La dérive n'étant pas rapide, j'attends 5 secondes avant de démarrer. Je remonte assez rapidement. Je sens une tape dans le leur. Je continue à moulinet sans m'arrêter. Une deuxième tape puis une troisième puis comme tout à l'heure gros stop. Je ferre énergiquement. Il faut bien ferrer sinon sur un coup de tête le poisson risque de se décrocher. C'est souvent l'erreur que commettent les débutants. Toujours est-il que le poisson est bien ferré. Il part dans un gros rush. Je ressens tout de suite que j'ai affaire à un très gros poisson. Sur le premier départ, je laisse la canne et le moulinet faire le job. Je me contente de tenir la canne parallèle à la surface de l'eau afin de bien faire travailler le carbone.  Après de longues minutes de bonheur, je vois la silhouette argentée typique du bar. Encore un dernier effort et il transperce la surface. Christophe le met au sec dans l'épuisette. Je le mesure, il fait 80 cm. Mon deuxième plus gros bar.
 
80 centimètres de pur bonheur
 
Je me dépêche de le remettre à l'eau. Au moment où je le mets à l'eau, il se débat et me coupe sur le doigt avec son opercule.

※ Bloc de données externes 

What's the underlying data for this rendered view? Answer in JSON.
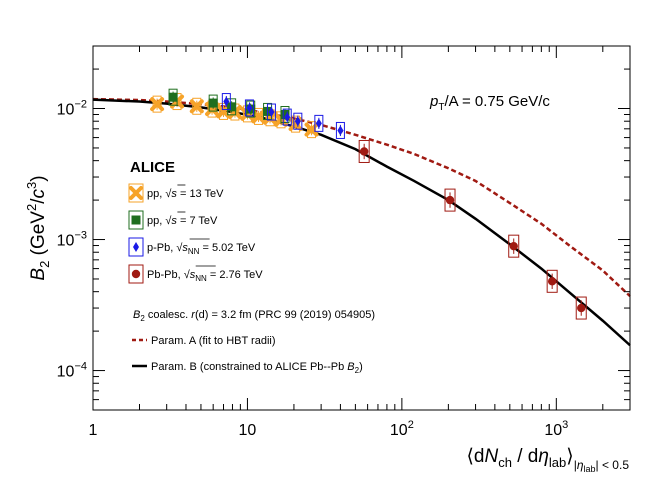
{
  "chart_data": {
    "type": "scatter",
    "title": "",
    "xlabel": {
      "pre": "⟨d",
      "N": "N",
      "ch": "ch",
      "mid": " / d",
      "eta": "η",
      "lab": "lab",
      "post": "⟩",
      "sub1": "|",
      "sub_eta": "η",
      "sub_lab": "lab",
      "sub2": "| < 0.5"
    },
    "ylabel": {
      "B": "B",
      "two": "2",
      "open": " (GeV",
      "sup2": "2",
      "slash": "/",
      "c": "c",
      "sup3": "3",
      "close": ")"
    },
    "xscale": "log",
    "yscale": "log",
    "xlim": [
      1,
      3000
    ],
    "ylim": [
      5e-05,
      0.03
    ],
    "x_ticks": [
      {
        "value": 1,
        "label": "1"
      },
      {
        "value": 10,
        "label": "10"
      },
      {
        "value": 100,
        "label": "10",
        "exp": "2"
      },
      {
        "value": 1000,
        "label": "10",
        "exp": "3"
      }
    ],
    "y_ticks": [
      {
        "value": 0.0001,
        "label": "10",
        "exp": "−4"
      },
      {
        "value": 0.001,
        "label": "10",
        "exp": "−3"
      },
      {
        "value": 0.01,
        "label": "10",
        "exp": "−2"
      }
    ],
    "annotation": {
      "p": "p",
      "T": "T",
      "rest": "/A = 0.75 GeV/c"
    },
    "legend_title": "ALICE",
    "series": [
      {
        "name": "pp, √s = 13 TeV",
        "label_pre": "pp, ",
        "label_root": "s",
        "label_post": " = 13 TeV",
        "color": "#f6a329",
        "marker": "cross",
        "x": [
          2.6,
          3.5,
          4.7,
          5.9,
          7.0,
          8.3,
          10.0,
          11.8,
          14.0,
          16.5,
          20.5,
          26.0
        ],
        "y": [
          0.0108,
          0.0113,
          0.0104,
          0.0099,
          0.0095,
          0.0094,
          0.0091,
          0.0087,
          0.0085,
          0.0082,
          0.0076,
          0.0069
        ]
      },
      {
        "name": "pp, √s = 7 TeV",
        "label_pre": "pp, ",
        "label_root": "s",
        "label_post": " = 7 TeV",
        "color": "#1f6e1f",
        "marker": "square",
        "x": [
          3.3,
          6.0,
          7.9,
          10.5,
          13.5,
          17.5
        ],
        "y": [
          0.0122,
          0.011,
          0.0103,
          0.0099,
          0.0095,
          0.009
        ]
      },
      {
        "name": "p-Pb, √sNN = 5.02 TeV",
        "label_pre": "p-Pb, ",
        "label_root": "s",
        "label_sub": "NN",
        "label_post": " = 5.02 TeV",
        "color": "#1a1ae6",
        "marker": "diamond",
        "x": [
          7.3,
          10.3,
          14.3,
          18.1,
          21.2,
          29.0,
          40.0
        ],
        "y": [
          0.0113,
          0.0101,
          0.0094,
          0.0086,
          0.008,
          0.0077,
          0.0068
        ]
      },
      {
        "name": "Pb-Pb, √sNN = 2.76 TeV",
        "label_pre": "Pb-Pb, ",
        "label_root": "s",
        "label_sub": "NN",
        "label_post": " = 2.76 TeV",
        "color": "#a01a12",
        "marker": "circle",
        "x": [
          57,
          205,
          530,
          940,
          1450
        ],
        "y": [
          0.0047,
          0.002,
          0.00089,
          0.00048,
          0.0003
        ]
      }
    ],
    "model_note": {
      "B": "B",
      "two": "2",
      "text": " coalesc. ",
      "r": "r",
      "rest": "(d) = 3.2 fm (PRC 99 (2019) 054905)"
    },
    "curves": [
      {
        "name": "Param. A (fit to HBT radii)",
        "label": "Param. A (fit to HBT radii)",
        "style": "dashed",
        "color": "#a01a12",
        "x": [
          1,
          2,
          3,
          5,
          8,
          12,
          20,
          30,
          50,
          80,
          120,
          200,
          300,
          500,
          800,
          1200,
          2000,
          3000
        ],
        "y": [
          0.0118,
          0.0116,
          0.0113,
          0.0108,
          0.0102,
          0.0094,
          0.0084,
          0.0075,
          0.0063,
          0.0053,
          0.0045,
          0.0035,
          0.0028,
          0.0019,
          0.00132,
          0.00091,
          0.00058,
          0.00037
        ]
      },
      {
        "name": "Param. B (constrained to ALICE Pb-Pb B2)",
        "label_pre": "Param. B (constrained to ALICE Pb--Pb ",
        "label_B": "B",
        "label_two": "2",
        "label_post": ")",
        "style": "solid",
        "color": "#000000",
        "x": [
          1,
          2,
          3,
          5,
          8,
          12,
          20,
          30,
          50,
          80,
          120,
          200,
          300,
          500,
          800,
          1200,
          2000,
          3000
        ],
        "y": [
          0.0117,
          0.0113,
          0.0109,
          0.0102,
          0.0094,
          0.0086,
          0.0073,
          0.0063,
          0.0049,
          0.0036,
          0.0028,
          0.002,
          0.00144,
          0.00092,
          0.0006,
          0.0004,
          0.00024,
          0.000156
        ]
      }
    ]
  }
}
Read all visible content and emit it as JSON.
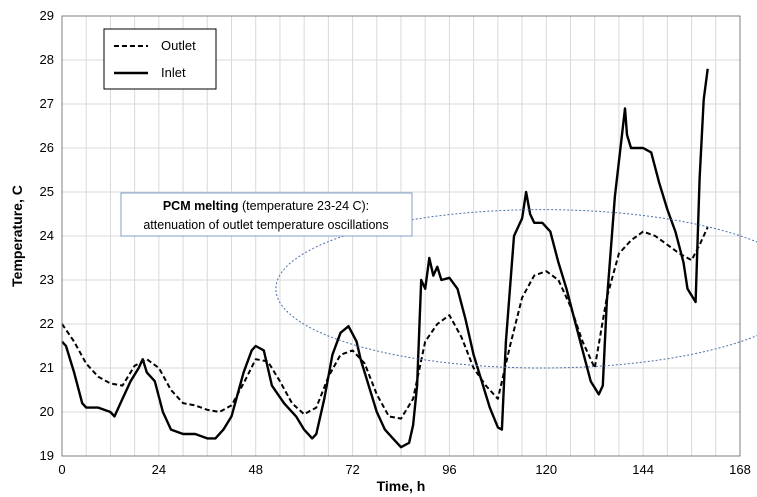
{
  "chart_data": {
    "type": "line",
    "xlabel": "Time, h",
    "ylabel": "Temperature, C",
    "xlim": [
      0,
      168
    ],
    "ylim": [
      19,
      29
    ],
    "x_ticks": [
      "0",
      "24",
      "48",
      "72",
      "96",
      "120",
      "144",
      "168"
    ],
    "y_ticks": [
      "19",
      "20",
      "21",
      "22",
      "23",
      "24",
      "25",
      "26",
      "27",
      "28",
      "29"
    ],
    "grid": true,
    "legend_position": "top-left",
    "annotation": {
      "bold": "PCM melting",
      "rest_line1": " (temperature 23-24 C):",
      "line2": "attenuation of outlet temperature oscillations"
    },
    "series": [
      {
        "name": "Outlet",
        "style": "dashed",
        "x": [
          0,
          3,
          6,
          9,
          12,
          15,
          18,
          21,
          24,
          27,
          30,
          33,
          36,
          39,
          42,
          45,
          48,
          51,
          54,
          57,
          60,
          63,
          66,
          69,
          72,
          75,
          78,
          81,
          84,
          87,
          90,
          93,
          96,
          99,
          102,
          105,
          108,
          111,
          114,
          117,
          120,
          123,
          126,
          129,
          132,
          135,
          138,
          141,
          144,
          147,
          150,
          153,
          156,
          158,
          160
        ],
        "y": [
          22.0,
          21.6,
          21.1,
          20.8,
          20.65,
          20.6,
          21.05,
          21.2,
          21.0,
          20.5,
          20.2,
          20.15,
          20.05,
          20.0,
          20.15,
          20.65,
          21.2,
          21.15,
          20.7,
          20.2,
          19.95,
          20.1,
          20.8,
          21.3,
          21.4,
          21.1,
          20.4,
          19.9,
          19.85,
          20.3,
          21.6,
          22.0,
          22.2,
          21.7,
          21.0,
          20.6,
          20.3,
          21.5,
          22.6,
          23.1,
          23.2,
          23.0,
          22.4,
          21.6,
          21.0,
          22.6,
          23.6,
          23.9,
          24.1,
          24.0,
          23.8,
          23.6,
          23.45,
          23.8,
          24.2
        ]
      },
      {
        "name": "Inlet",
        "style": "solid",
        "x": [
          0,
          1,
          3,
          5,
          6,
          7,
          9,
          12,
          13,
          15,
          17,
          19,
          20,
          21,
          23,
          25,
          27,
          30,
          33,
          36,
          38,
          40,
          42,
          45,
          47,
          48,
          50,
          52,
          55,
          58,
          60,
          62,
          63,
          65,
          67,
          69,
          71,
          73,
          74,
          76,
          78,
          80,
          82,
          84,
          86,
          87,
          88,
          89,
          90,
          91,
          92,
          93,
          94,
          96,
          98,
          100,
          102,
          104,
          106,
          108,
          109,
          110,
          112,
          114,
          115,
          116,
          117,
          119,
          121,
          123,
          125,
          127,
          129,
          131,
          133,
          134,
          135,
          137,
          139,
          139.5,
          140,
          141,
          142,
          144,
          146,
          148,
          150,
          152,
          154,
          155,
          157,
          158,
          159,
          160
        ],
        "y": [
          21.6,
          21.5,
          20.9,
          20.2,
          20.1,
          20.1,
          20.1,
          20.0,
          19.9,
          20.3,
          20.7,
          21.0,
          21.2,
          20.9,
          20.7,
          20.0,
          19.6,
          19.5,
          19.5,
          19.4,
          19.4,
          19.6,
          19.9,
          20.9,
          21.4,
          21.5,
          21.4,
          20.6,
          20.2,
          19.9,
          19.6,
          19.4,
          19.5,
          20.3,
          21.3,
          21.8,
          21.95,
          21.6,
          21.2,
          20.6,
          20.0,
          19.6,
          19.4,
          19.2,
          19.3,
          19.7,
          20.6,
          23.0,
          22.8,
          23.5,
          23.1,
          23.3,
          23.0,
          23.05,
          22.8,
          22.1,
          21.3,
          20.7,
          20.1,
          19.65,
          19.6,
          21.6,
          24.0,
          24.4,
          25.0,
          24.5,
          24.3,
          24.3,
          24.1,
          23.4,
          22.8,
          22.1,
          21.4,
          20.7,
          20.4,
          20.6,
          22.5,
          24.9,
          26.5,
          26.9,
          26.3,
          26.0,
          26.0,
          26.0,
          25.9,
          25.2,
          24.6,
          24.1,
          23.4,
          22.8,
          22.5,
          25.3,
          27.1,
          27.8
        ]
      }
    ]
  }
}
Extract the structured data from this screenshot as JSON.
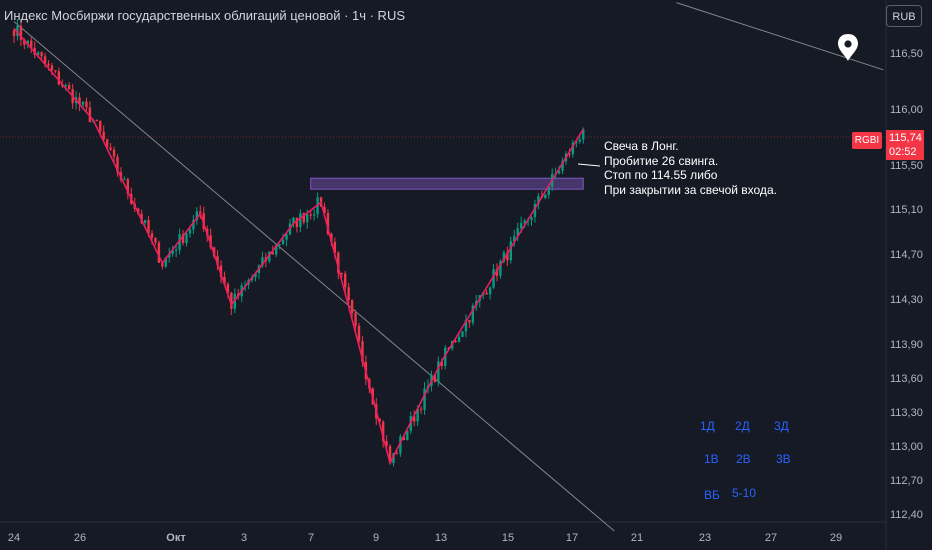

Je lâche le poisson qui me met une claque avec sa queue et m'arrose sur le deuxième cout de queue. La casquette magique Tootaz a failli tomber à l'eau. Bon, il faut être beau joueur, il mène 1-0. A l'année prochaine pour une revanche :)
 
Sur la troisième dérive c'est Christophe qui est attelé. Au terme d'un beau combat, il s'agit d'un bar tout en longueur qui accuse tout de même 65 cm.
 
Premier bar de la saison pour Christophe
 
Inutile de vous dire que tous les bars sont repartis à l'eau.
 
 
 
La pluie vient ternir un peu cette fin de journée. Les températures baissent de quelques degrés d'un coup. Christophe a oublié sa veste dans la voiture. Du coup avant d'être transi de froid on décide de rentrer.
 
Conclusion
 
Une bien belle sortie après le boulot. Une météo de rêve jusqu'à la pluie. Pas un seul bateau au semi-large hormis un vieux gréement le Renard qui rentre à Saint Malo.
 
Les premiers gros bars de la saison. Une concentration énorme de bars chassant les sardines.
 
Le fait marquant du jour, la casse du moulinet de Christophe. C'est la première fois que je vois un moulinet se briser de la sorte.